Dulu dulu, sebelum aku ceritakan lebih lanjut usahaku untuk mendapatkan perawan keceh untuk jadi istriku sekarang, aku mesti skip dulu, karena orang tuaku semakin dekat untuk pulang ke tanah air setelah selesai menunaikan ibadah haji. Mendadak sibuk dong semua orang karena harus mempersiapkan kepulangan emak dan babeh dari Mekkah. Di mulai dari mpoku yang memastikan benar urusan makanan aman, karena pasti banyak orang yang datang di acara selamatan kepulangan emak dan babeh dari Mekkah. Di panggillah aku ke ruangan kerja abangku karena memang mpoku khusus datang untuk bertemu aku, sekalian datang menemui suaminya. Iwan adikku juga di panggil oleh mpo.
“Ini seriusan mau masak masak aja, gak catering aja, Mat?” tanya mpo yang pastinya sudah dapat laporan dari istriku.
Aku mengangguk.
“Emang ngapa mpo, kalo emang pada mau masak masak aja buat besek?, sama makan buat saudara saudara” kata Iwan yang menjawab.

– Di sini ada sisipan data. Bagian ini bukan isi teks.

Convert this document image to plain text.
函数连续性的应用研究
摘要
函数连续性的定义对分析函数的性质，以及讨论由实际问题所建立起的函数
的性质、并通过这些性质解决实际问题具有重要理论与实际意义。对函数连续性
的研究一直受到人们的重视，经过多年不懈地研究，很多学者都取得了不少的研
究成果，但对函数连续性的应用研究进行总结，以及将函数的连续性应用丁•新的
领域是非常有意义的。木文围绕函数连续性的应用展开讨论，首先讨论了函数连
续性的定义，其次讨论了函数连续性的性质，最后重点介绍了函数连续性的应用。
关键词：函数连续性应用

“Gue takut bini elo berdua cape” jawab mpo.
“Pada maunya gitu, seru kali. Lagian kalo catering takut gak cukup. Elo kaya gak tau aja mpo, kalo ada orang ramean, mau sedakahan apa acara hajatan pasti ada aja orang yang rajin angkutin makanan dari dapur ke rumah” kata Iwan lagi.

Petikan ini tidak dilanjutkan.